Page I — General Instructions
Multiple Sales of Capital Stock from One Employee. When multiple sales of capital stock from one employee were
made during the tax year, combine all sales onto a single Page 1 to determine the exclusion.
Sales of Capital Stock from More than One Employee. When multiple sales of capital stock from more than one
employee were made during the tax year, whether the spouse is also an employee or the capital stock was gifted, complete a
separate Page 1 for each employee’s capital stock. The separate Page 1's must be completed through line 3. Then, consolidate
the amounts on lines 4 through 8 on a single Page 1.
Multiple Extraordinary Dividends. One extraordinary dividend may be included on the same Page 1 as a special
capital gains exclusion if it is from capital stock from the same employee. A separate Page 1 is required for each additional
extraordinary dividend declared during the year.
Page I — Specific Instructions
Name of Person Making Election. If the election is being made on this return, enter the phrase “See Part I.” If an election
was previously made, attach a copy of the Form 4797N where the initial election was previously made either by you or the
qualified person.
Name of the Corporation Issuing the Capital Stock or Declaring the Extraordinary Dividend.
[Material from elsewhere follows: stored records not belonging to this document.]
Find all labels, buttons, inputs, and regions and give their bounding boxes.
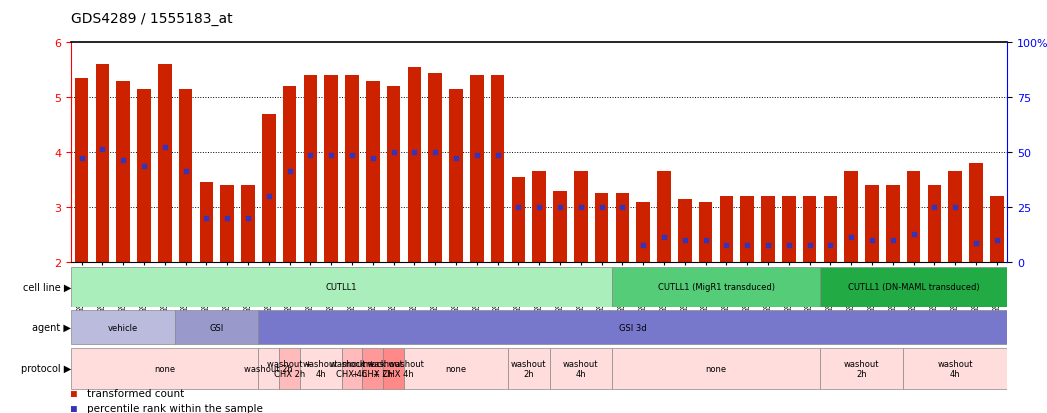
Text: protocol ▶: protocol ▶: [21, 363, 71, 374]
Text: percentile rank within the sample: percentile rank within the sample: [87, 403, 263, 413]
Bar: [508, 348, 550, 389]
Bar: [386, 87, 400, 262]
Bar: [907, 172, 920, 262]
Bar: [325, 76, 338, 262]
Bar: [678, 199, 692, 262]
Bar: [803, 197, 817, 262]
Bar: [346, 76, 359, 262]
Bar: [280, 348, 300, 389]
Bar: [95, 65, 109, 262]
Bar: [71, 311, 175, 344]
Bar: [886, 186, 899, 262]
Text: CUTLL1 (MigR1 transduced): CUTLL1 (MigR1 transduced): [658, 282, 775, 292]
Text: vehicle: vehicle: [108, 323, 138, 332]
Bar: [449, 90, 463, 262]
Bar: [71, 267, 612, 307]
Bar: [383, 348, 404, 389]
Bar: [782, 197, 796, 262]
Bar: [845, 172, 857, 262]
Text: CUTLL1 (DN-MAML transduced): CUTLL1 (DN-MAML transduced): [848, 282, 979, 292]
Text: GDS4289 / 1555183_at: GDS4289 / 1555183_at: [71, 12, 232, 26]
Bar: [533, 172, 545, 262]
Text: ■: ■: [71, 388, 77, 398]
Text: washout +
CHX 4h: washout + CHX 4h: [330, 359, 375, 378]
Bar: [137, 90, 151, 262]
Text: GSI 3d: GSI 3d: [619, 323, 647, 332]
Bar: [283, 87, 296, 262]
Text: washout
2h: washout 2h: [844, 359, 879, 378]
Bar: [428, 74, 442, 262]
Bar: [300, 348, 341, 389]
Text: washout 2h: washout 2h: [244, 364, 293, 373]
Bar: [362, 348, 383, 389]
Bar: [616, 194, 629, 262]
Bar: [658, 172, 671, 262]
Bar: [341, 348, 362, 389]
Bar: [865, 186, 878, 262]
Bar: [366, 82, 380, 262]
Bar: [262, 114, 275, 262]
Bar: [259, 348, 280, 389]
Bar: [820, 348, 904, 389]
Text: mock washout
+ CHX 2h: mock washout + CHX 2h: [342, 359, 403, 378]
Bar: [904, 348, 1007, 389]
Bar: [740, 197, 754, 262]
Bar: [612, 348, 820, 389]
Bar: [761, 197, 775, 262]
Bar: [179, 90, 193, 262]
Text: transformed count: transformed count: [87, 388, 184, 398]
Bar: [200, 183, 214, 262]
Text: washout
2h: washout 2h: [511, 359, 547, 378]
Text: washout
4h: washout 4h: [563, 359, 599, 378]
Text: ■: ■: [71, 403, 77, 413]
Bar: [116, 82, 130, 262]
Bar: [824, 197, 838, 262]
Text: agent ▶: agent ▶: [32, 322, 71, 332]
Bar: [404, 348, 508, 389]
Bar: [928, 186, 941, 262]
Bar: [553, 191, 566, 262]
Bar: [595, 194, 608, 262]
Text: none: none: [154, 364, 175, 373]
Text: none: none: [445, 364, 467, 373]
Text: GSI: GSI: [209, 323, 224, 332]
Bar: [74, 79, 88, 262]
Bar: [612, 267, 820, 307]
Bar: [221, 186, 233, 262]
Bar: [637, 202, 650, 262]
Bar: [304, 76, 317, 262]
Bar: [241, 186, 254, 262]
Bar: [71, 348, 259, 389]
Bar: [175, 311, 259, 344]
Bar: [407, 68, 421, 262]
Bar: [990, 197, 1004, 262]
Text: washout
4h: washout 4h: [303, 359, 338, 378]
Bar: [970, 164, 983, 262]
Text: washout
4h: washout 4h: [937, 359, 973, 378]
Text: CUTLL1: CUTLL1: [326, 282, 357, 292]
Bar: [698, 202, 712, 262]
Bar: [550, 348, 612, 389]
Text: mock washout
+ CHX 4h: mock washout + CHX 4h: [363, 359, 424, 378]
Bar: [949, 172, 962, 262]
Bar: [574, 172, 587, 262]
Bar: [491, 76, 505, 262]
Text: none: none: [706, 364, 727, 373]
Bar: [512, 178, 526, 262]
Bar: [259, 311, 1007, 344]
Bar: [719, 197, 733, 262]
Bar: [158, 65, 172, 262]
Text: cell line ▶: cell line ▶: [23, 282, 71, 292]
Text: washout +
CHX 2h: washout + CHX 2h: [267, 359, 312, 378]
Bar: [820, 267, 1007, 307]
Bar: [470, 76, 484, 262]
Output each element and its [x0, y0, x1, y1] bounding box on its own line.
Enter the name
of the corporation that issued the capital stock or declared the extraordinary dividend. If capital stock issued by more than
one corporation is included under the same election, list the names of all corporations. If this information is the same as what
you entered on line 2 of Part I, enter “Same as line 2 of Part I.”
If the name of the corporation which issued the stock or declared the extraordinary dividend is different than the corporation
name appearing on line 2 of Part I, attach an explanation as to how the corporations are related, and why the gain or dividend
being excluded qualifies for the income exclusion.
Description of the Capital Stock or the Extraordinary Dividend. Enter the description of the capital stock (for
example, “sold 100 shares of 7% preferred voting stock”). If you are claiming an extraordinary dividend, please enter a
detailed description of the dividend transaction. If this information is the same as what you entered on line 3 of Part I, enter
“as line 3 of Part I.”
If the Capital Stock Was Not Acquired While Employed. If the date the capital stock was acquired is not during
employment dates, attach an explanation of how the capital stock was acquired because of either employment or while
employed by the corporation.
Line 1, Sales Price of the Capital Stock. Enter the sales price of the capital stock as shown on the Federal Form 8949.
If a broker advised that the gross proceeds (gross sales price) less commission and option premium were reported to the
Internal Revenue Service, enter the net amount on line 1. Do not include the commission and option premium on line 2.
Line 2, Cost or Other Basis in Capital Stock. In general, the “cost or other basis” is the cost of the capital stock as
shown on the Federal Form 8949. If cash cost was not used as a basis, attach an explanation of your basis.
When selling capital stock, adjust your basis by subtracting all the nontaxable distributions received before the sale. Also,
adjust the basis for any stock splits.
Increase the basis by any expenses of the sale such as broker’s fees, commissions, and option premiums before making an
entry on line 2, unless net sales price was reported on line 1.
LINE 3, Capital Gains on Sales of Capital Stock During this Year. Enter the amount of the capital gains on
qualifying capital stock transactions this year.
1. Distributions considered ordinary income or reported on Form W-2, and not on Federal Form 8949, do not qualify.
2. Losses on the qualifying capital stock must be netted against gains on the qualifying capital stock to determine the
amount to enter on line 3.
LINE 4, Capital Gains Exclusion Deferred from a Prior Year. Enter the amount of the qualified capital gain on
transactions in prior years that was carried forward.